Two notes on Chinese establishment intellectuals’ ever tighter embrace of the theories of the key supporter of the Nazis, the law professor Carl Schmitt, infamous for enthusiastically making up legal arguments to defend Hitler’s extra-judicial killings of political opponents.
- Jackson T. Reinhardt writes about “Totalitarian Friendship: Carl Schmitt in Contemporary China,” Inquiries, 2020, Vol. 12 No. 07.
Reinhardt highlights the literary scholar Zhang Xudong as one of the leading Chinese proponents of Schmitt, the authoritarian theorist of state power — and of the people as unanimously submitting to its self-appointed “Leadership,” the Communist Party:
” … literary theorist Zhang Xudong […] believes that it is impossible for China to construct an organic and particular cultural politics for China in “a [political] space delimited by Western universal values such as science, democracy, and liberty,” because Chinese cultural identity “often appears as an inferior mode [in Western discourse].” Zhang’s Chinese cultural politics is the reaffirmation of “Chinese subjectivity” which is “self-sufficient and not delimited by Western modernity.” The main content of this cultural politic is Schmittian homogeneity. To Zhang, Western values of market and political liberalism make “the genuine ideal of social equality in China… [impossible to] be realized.” This social equality occurs by aligning establishing and aligning a homogeneous character of the citizens in relation towards the state. Zhang concludes that only with the governing leadership of the Chinese Communist Party is China able to foster this egalitarian vision.” (Zhang is a Professor of Comparative Literature and East Asian Studies at NYU. His involvement in a censorship incident in a journal he edited, Frontiers of Literary Studies in China, was discussed on MCLC in late April 2019, in a thread on “Censorship in Chinese Studies.” The censorship, and Zhang’s defense of it, later led to Brill’s termination of publishing the journal).
- In a highly interesting thread on twitter, Sebastian Veg writes about the recent speech in Hong Kong by Peking University law professor Chen Duanhong, who was invited by the HK authorities to speak on the PRC “constitution day”, which he did, drawing on Carl Schmitt to welcome and justify the recent oppressive “National security” law. The thread in 12 parts is here.
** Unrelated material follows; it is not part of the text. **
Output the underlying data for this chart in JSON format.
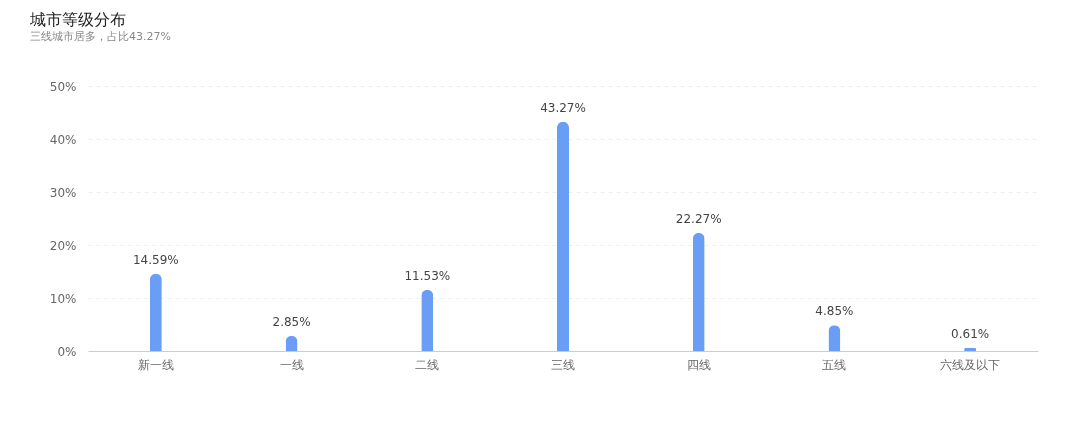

Veg describes Chen as one of China’s most prominent Schmittian thinkers, and notes that the speech, titled “National/State Security and the Constitution,” “contains Chen’s most purely Schmittian pronouncement to date: ‘Without exaggeration, we may say that exclusiveness and the friend-enemy distinction is the essence of loyalty to the state & constitution’
The reduction of everybody to (the regime’s) “friends and enemies” is of course, as Jason Stanley points out in How Fascism Works: A Warning for the U.S., a hallmark of fascists everywhere. Indeed Chinese fascists/communists have no tolerance or patience for any diversity of opinion, or of identities. Indeed, this gross, but fundamentally characteristic intolerance (cf. my article in the Toronto Globe and Mail) is what we see both in the current regime’s cowardly suppression of Chinese cultural life, such as in the forced confession spectacles coerced by torture from Chinese intellectuals; as well as in the rape of Hong Kong, which targets the territory’s former status as a zone of liberty and freedom of expression; and even more in the ongoing genocide in Xinjiang, which the same regime is carrying out to exterminate the indigenous people’s native identity.
Further, the deepening enamoration of Chinese intellectuals with fascism, not least Communist establishment intellectuals like the ones mentioned here, is a highly interesting (and worrisome) example of the global phenomenon of the convergence of extremist left and extremist right (and of Communism and Fascism), which is currently playing out both in China, and beyond.